Свет мой (СИ) - Чернякова Наталья. Страница 6

— Я за тебя, Чередниченко, вынужден был извиняться перед Сергеем Сергеевичем. А что здесь происходит? Ты его соблазняешь что ли?! Теперь я понимаю, почему дети на базе напились.

Сил оправдываться не было. И вдруг я услышала от Огонька:

— Как вы смеете так разговаривать с учителем? Во-первых, никого она не соблазняет: мне в январе исполнилось восемнадцать лет, во-вторых, о прошедшем инциденте в лесу всё давно выяснили. Вы прекрасно знаете, что Светлана Владимировна в тех событиях не виновата.

— Достаточно, товарищ адвокат, завтра мать в школу. Я ясно выразился?

— Так точно, — ответил мой защитник.

После того, как нас оставил директор, я попросила Шурика уйти, дабы собраться с мыслями.

— Не волнуйтесь, Светлана Владимировна, всё будет хорошо, — обнадёжил парень. Эту же фразу он повторит утром следующего дня перед началом уроков.

Я прекрасно понимала, что хорошо уже никогда не будет. Мне нравилась моя профессия, я любила детей, кажется, они мне отвечали тем же, вполне устраивал педагогический коллектив. Но было одно но. Здесь, вероятно, мне больше не работать. Не дадут. Постоянно бороться с ветряными мельницами в лице вышестоящих органов, доказывать, что стараюсь качественно работать и выполнять все требования, инструкции руководства, доказывать, что вправе иметь свое мнение — не для меня, это, похоже, бессмысленно.

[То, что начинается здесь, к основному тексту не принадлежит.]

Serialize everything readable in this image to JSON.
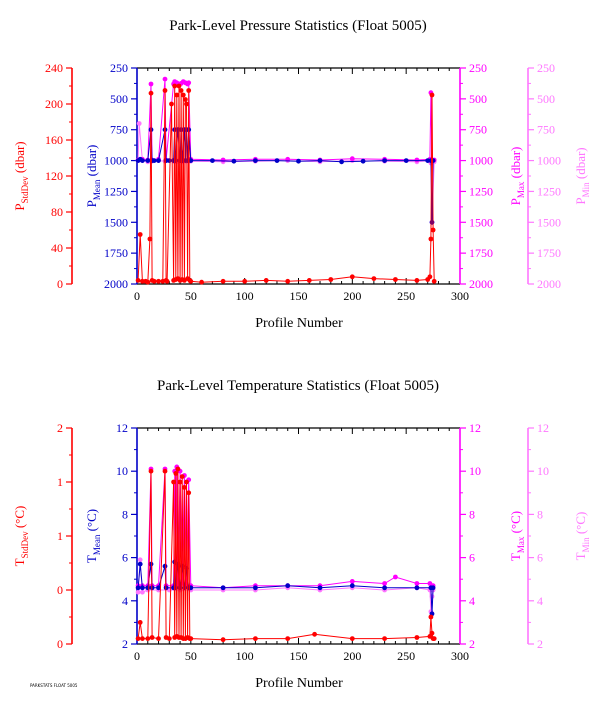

Знала бы я, что пройдет немного времени, и тот же комсомол накроется медным тазом. А компартия будет долгое время ассоциироваться с демагогией, двурушничеством, коррупцией. Особенно её будут клеймить позором вчерашние партийные руководители, переквалифицировавшиеся вдруг в крутых бизнесменов. Это они, пользуясь ослаблением контроля над экономикой, превратят государственную собственность в акционерную. Прихватят, отожмут, что смогут. Но это будет позже.

Сегодня же я находилась, как мне казалось, в безнадёжном положении. Что делать? Писать заявление об уходе? Когда я посмеивалась над своими возможными выговорами, вероятностью оказаться за дверями школы, понимала, все равно не выгонят и не отпустят. Три года я обязана отработать, за это время из меня должны сделать настоящего учителя, если понадобится, будут воспитывать, учить и направлять. Оставался один крайний выход, чтобы уйти из этой школы и уехать из города — замужество. Фиктивное. Но с кем заключить договор? Из друзей у меня только Славка, Витька и Сашка. Первый скоро женится, Виктор не вариант — законопослушный гражданин, всегда правильный до занудства, несомненно, потребует: если брак, значит настоящий, без сносок. А я этого не хочу. Всегда Витьку видела только другом: и в одной песочнице, и за одной партой, и рядом на просмотре очередного фильма в кинотеатре «Спутник». Саня Широков — тоже одноклассник, когда-то в детстве я была в него влюблена, думаю, без ответа. Со временем чувства, которые остались без взаимности, прошли, и воспринимала я Широкова только как друга.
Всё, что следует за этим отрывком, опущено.